GREENVILLE — There’s no longer any need to boil Greenville’s water before drinking it.
The state Department of Environmental Protection allowed Greenville Water Authority to lift a boil water advisory Sunday morning, after tests were conclusive that the water wasn’t contaminated with the intestinal parasite giardia.
The notice was lifted at about 8:15 and Mayor Dick Miller, who doubles as authority chairman, said the authority spread the word to local media outlets, churches and the water authority’s two largest customers, Thiel College and UPMC Horizon.
“We didn’t want to go into Thanksgiving with people having an inconvenience,” Miller said.
So authority workers went into overdrive to take apart, inspect and repair the water plant’s four filters. Three of them were working Sunday, enough to lift the order, Miller said.
DEP has said that three working filters are enough to ensure that giardia doesn’t contaminate the treated water.
“I thought they (authority workers) did a good job under extreme pressure,” Miller said.
It was yet another test for Greenville’s 3,000-customer water system, where boil water advisories are not unexpected.
“We don’t have the resources that other systems do,” Miller said.
The authority lacks the manpower of larger utilities and resources like an in-house lab and a cache of spare parts, Miller said.
He emphasized that the boil water notice was an “advisory” and didn’t mean the water wasn’t safe to drink, just that it might not be safe.
“It was important to err on the side of caution,” Miller said.
Because of the inconvenience posed to customers, the authority is giving them a 25 percent discount on their next water bill.
Customers with delinquent bills do not qualify.
Board members estimate the authority will lose $75,000 on that discount, but felt they had to give something back to the customers for dealing with the boil alert.
The alert was issued Nov. 7 when DEP found high levels of giardia in the Shenango River, the water treatment plant’s water source.
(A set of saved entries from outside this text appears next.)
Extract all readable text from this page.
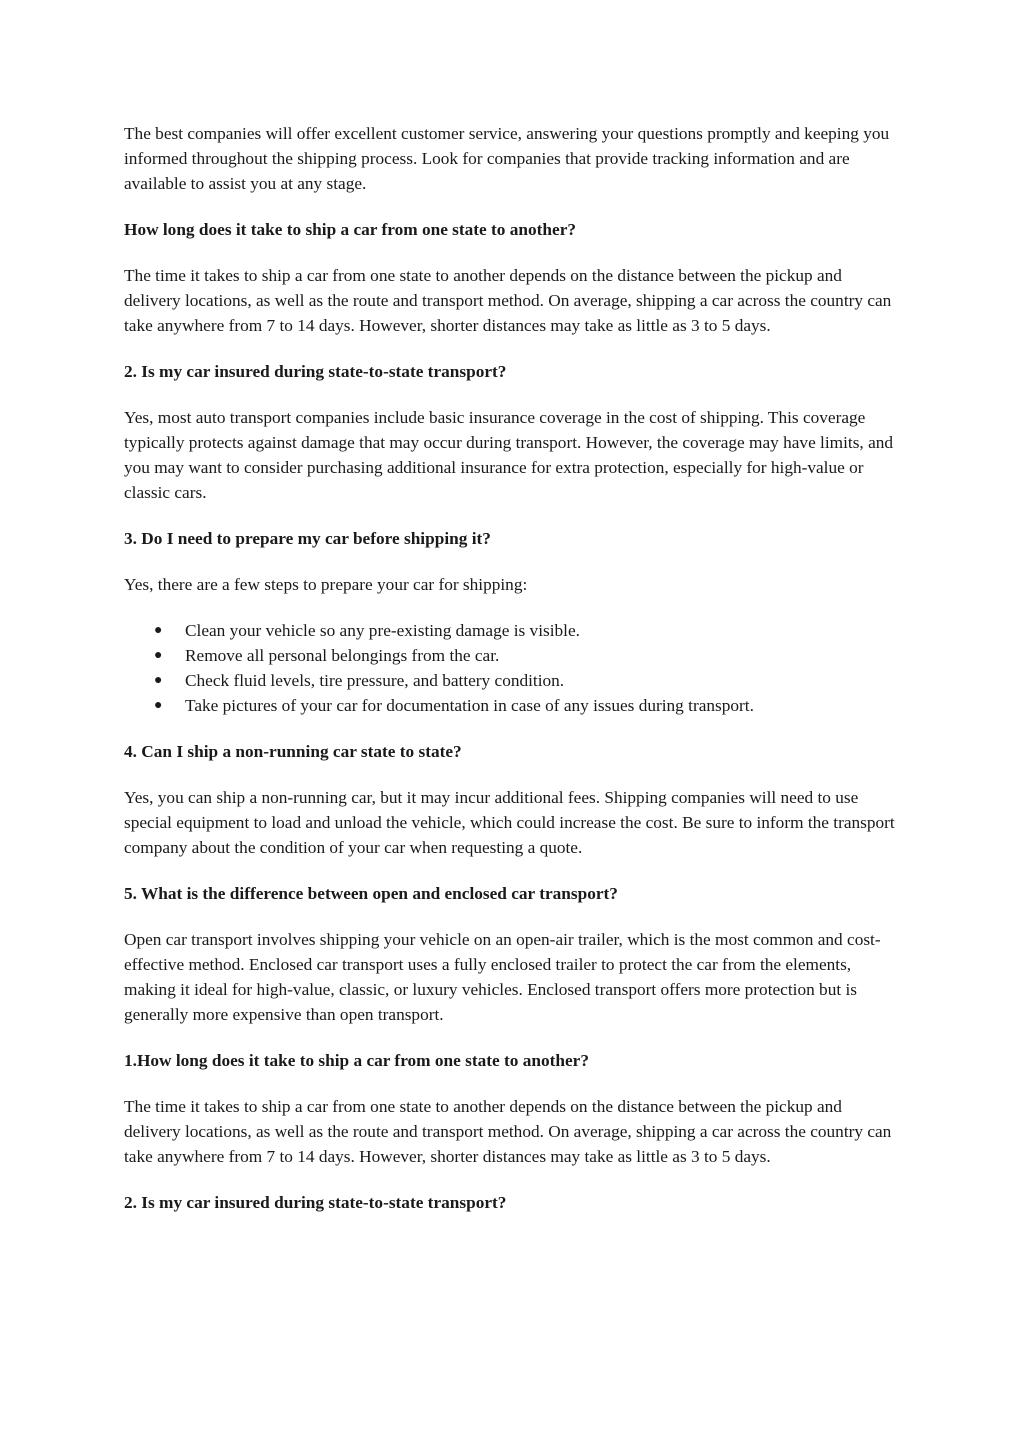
The best companies will offer excellent customer service, answering your questions promptly and keeping you informed throughout the shipping process. Look for companies that provide tracking information and are available to assist you at any stage.

How long does it take to ship a car from one state to another?

The time it takes to ship a car from one state to another depends on the distance between the pickup and delivery locations, as well as the route and transport method. On average, shipping a car across the country can take anywhere from 7 to 14 days. However, shorter distances may take as little as 3 to 5 days.

2. Is my car insured during state-to-state transport?

Yes, most auto transport companies include basic insurance coverage in the cost of shipping. This coverage typically protects against damage that may occur during transport. However, the coverage may have limits, and you may want to consider purchasing additional insurance for extra protection, especially for high-value or classic cars.

3. Do I need to prepare my car before shipping it?

Yes, there are a few steps to prepare your car for shipping:

● Clean your vehicle so any pre-existing damage is visible.
● Remove all personal belongings from the car.
● Check fluid levels, tire pressure, and battery condition.
● Take pictures of your car for documentation in case of any issues during transport.

4. Can I ship a non-running car state to state?

Yes, you can ship a non-running car, but it may incur additional fees. Shipping companies will need to use special equipment to load and unload the vehicle, which could increase the cost. Be sure to inform the transport company about the condition of your car when requesting a quote.

5. What is the difference between open and enclosed car transport?

Open car transport involves shipping your vehicle on an open-air trailer, which is the most common and cost-effective method. Enclosed car transport uses a fully enclosed trailer to protect the car from the elements, making it ideal for high-value, classic, or luxury vehicles. Enclosed transport offers more protection but is generally more expensive than open transport.

1.How long does it take to ship a car from one state to another?

The time it takes to ship a car from one state to another depends on the distance between the pickup and delivery locations, as well as the route and transport method. On average, shipping a car across the country can take anywhere from 7 to 14 days. However, shorter distances may take as little as 3 to 5 days.

2. Is my car insured during state-to-state transport?
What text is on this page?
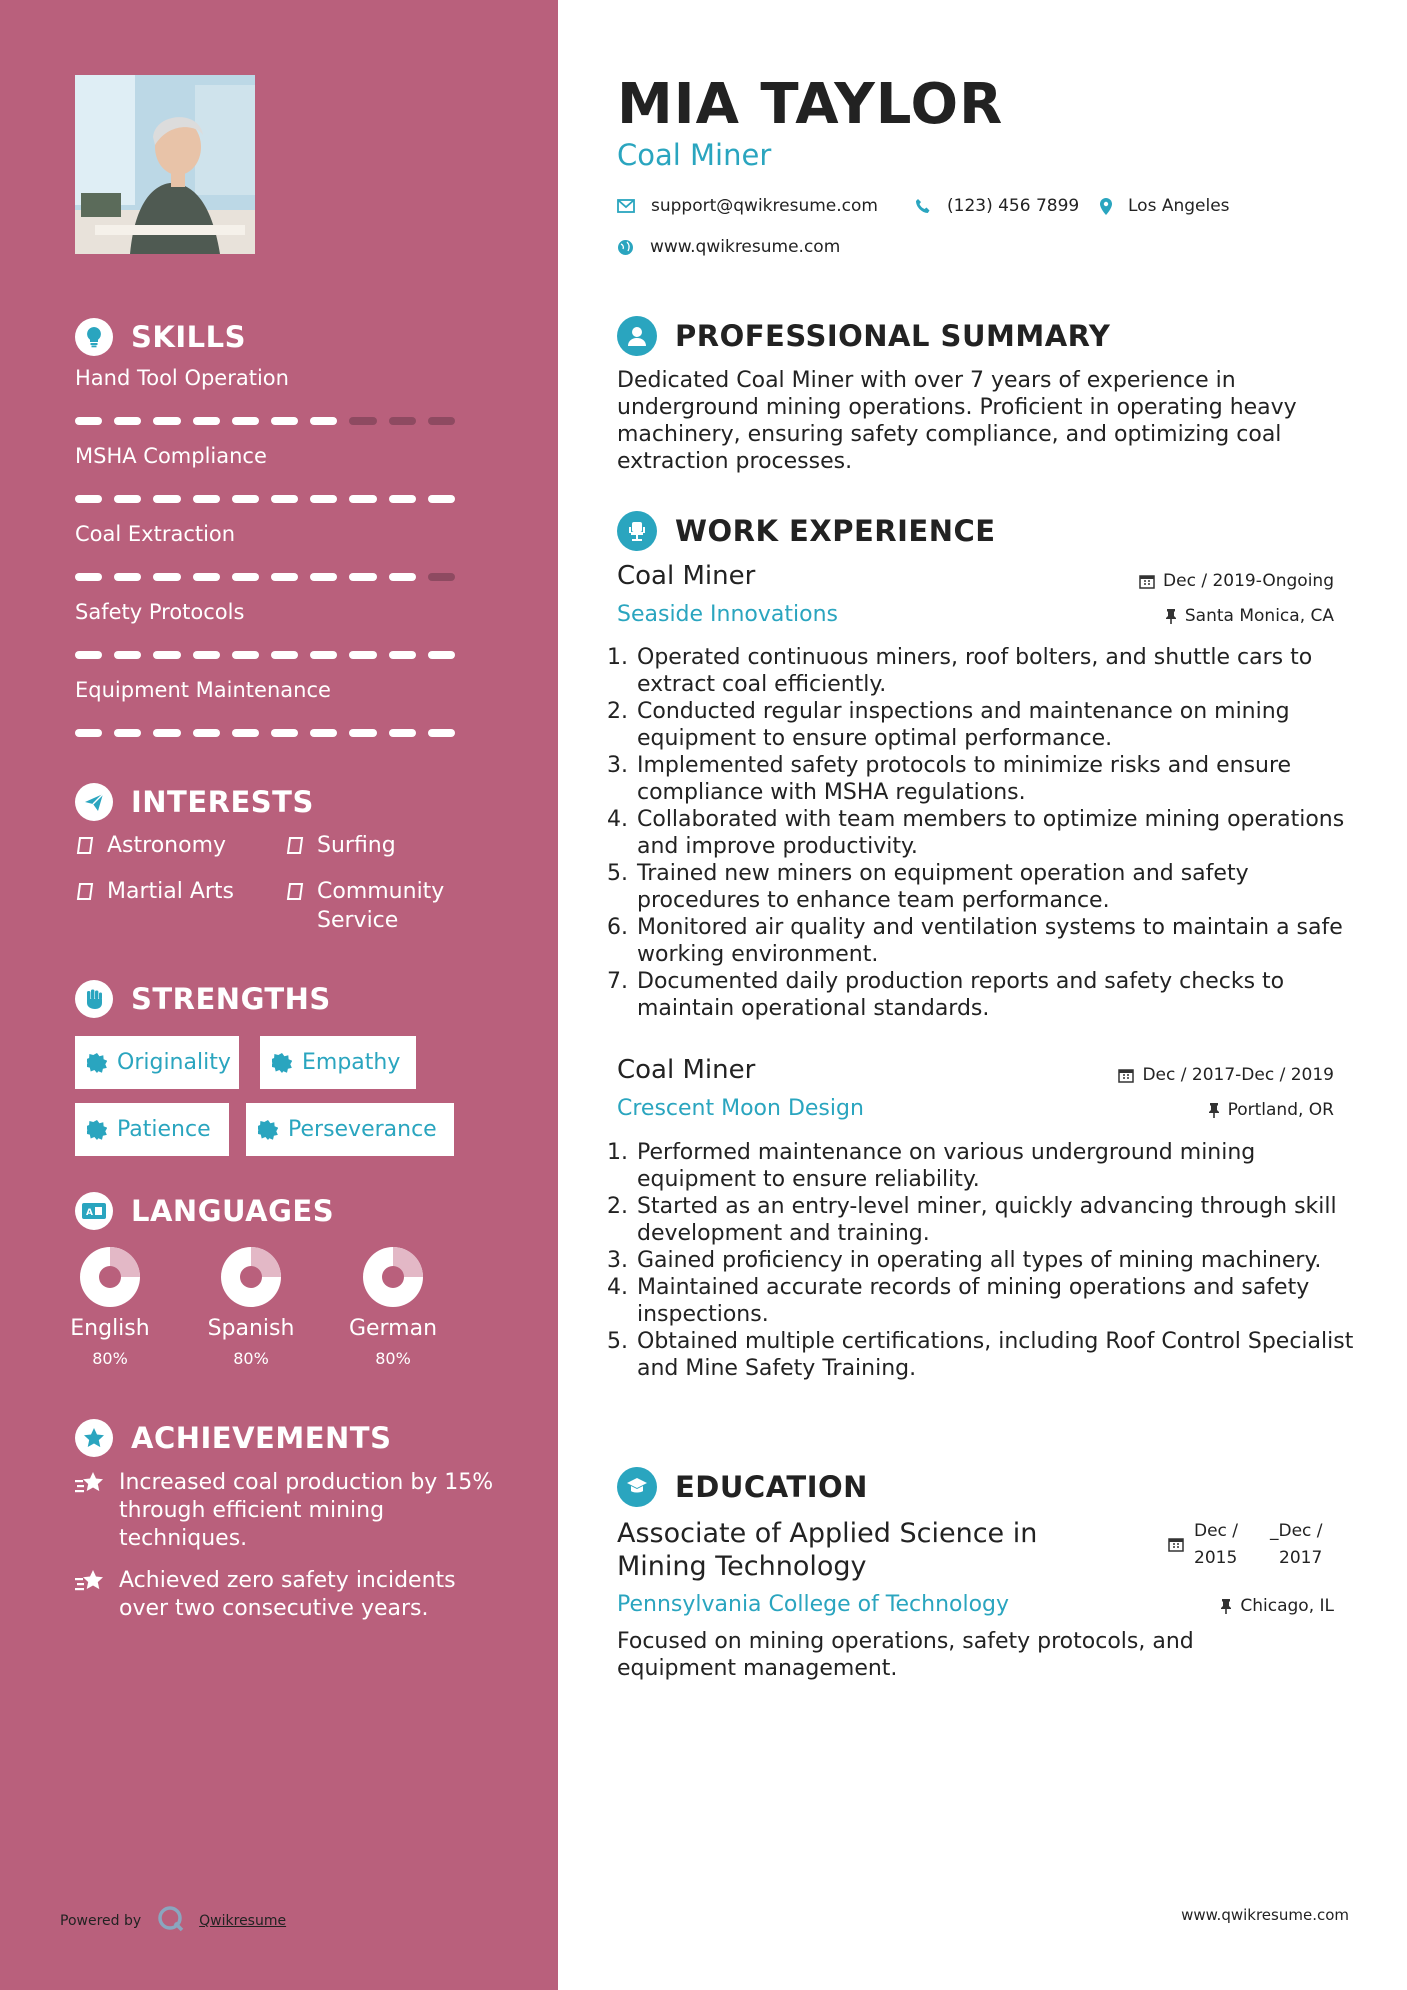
SKILLS
Hand Tool Operation
MSHA Compliance
Coal Extraction
Safety Protocols
Equipment Maintenance
INTERESTS
Astronomy	Surfing
Martial Arts	Community Service
STRENGTHS
Originality	Empathy
Patience	Perseverance
A LANGUAGES
English
80%
Spanish
80%
German
80%
ACHIEVEMENTS
Increased coal production by 15% through efficient mining techniques.
Achieved zero safety incidents over two consecutive years.
Powered by	Qwikresume
MIA TAYLOR
Coal Miner
support@qwikresume.com	(123) 456 7899	Los Angeles
www.qwikresume.com
PROFESSIONAL SUMMARY
Dedicated Coal Miner with over 7 years of experience in underground mining operations. Proficient in operating heavy machinery, ensuring safety compliance, and optimizing coal extraction processes.
WORK EXPERIENCE
Coal Miner
Seaside Innovations
Dec / 2019-Ongoing
Santa Monica, CA
1. Operated continuous miners, roof bolters, and shuttle cars to extract coal efficiently.
2. Conducted regular inspections and maintenance on mining equipment to ensure optimal performance.
3. Implemented safety protocols to minimize risks and ensure compliance with MSHA regulations.
4. Collaborated with team members to optimize mining operations and improve productivity.
5. Trained new miners on equipment operation and safety procedures to enhance team performance.
6. Monitored air quality and ventilation systems to maintain a safe working environment.
7. Documented daily production reports and safety checks to maintain operational standards.
Coal Miner
Crescent Moon Design
Dec / 2017-Dec / 2019
Portland, OR
1. Performed maintenance on various underground mining equipment to ensure reliability.
2. Started as an entry-level miner, quickly advancing through skill development and training.
3. Gained proficiency in operating all types of mining machinery.
4. Maintained accurate records of mining operations and safety inspections.
5. Obtained multiple certifications, including Roof Control Specialist and Mine Safety Training.
EDUCATION
Associate of Applied Science in Mining Technology
Dec /
2015
_Dec /
2017
Pennsylvania College of Technology	Chicago, IL
Focused on mining operations, safety protocols, and equipment management.
www.qwikresume.com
At that time, authority employees said they needed until Nov. 21 to inspect and repair the filtration system, which DEP said wasn’t functioning at full capacity.
DEP’s tests of the treated water were inconclusive that giardia was present, but the boil alert was issued as a precaution, said Eric Buzza, an operations specialist with the authority’s engineer, Gannett Fleming Inc. of Mercer.
Those test results may have been inconclusive because an aluminum-based chemical called flock used to remove contaminants from the river water could have interfered with the presence of giardia, Buzza said.
The flock may not have filtered the water properly, but it wouldn’t have made it to the treated water supply, he said.
When DEP tested the untreated water and filtration system about two weeks ago, it tested only one of the four filters and that filter happened to be one that wasn’t functioning properly, said Thomas L. Thompson, a senior project manager with Gannett Fleming.
If DEP had tested a different filter that was working at full capacity, the test results wouldn’t have been inconclusive and a boil alert may not have been issued, Thompson said.
The water authority board will meet Tuesday to discuss hiring a team of specialists from Thiel to investigate the water situation, including how and why it happened and how to ensure it doesn’t happen again.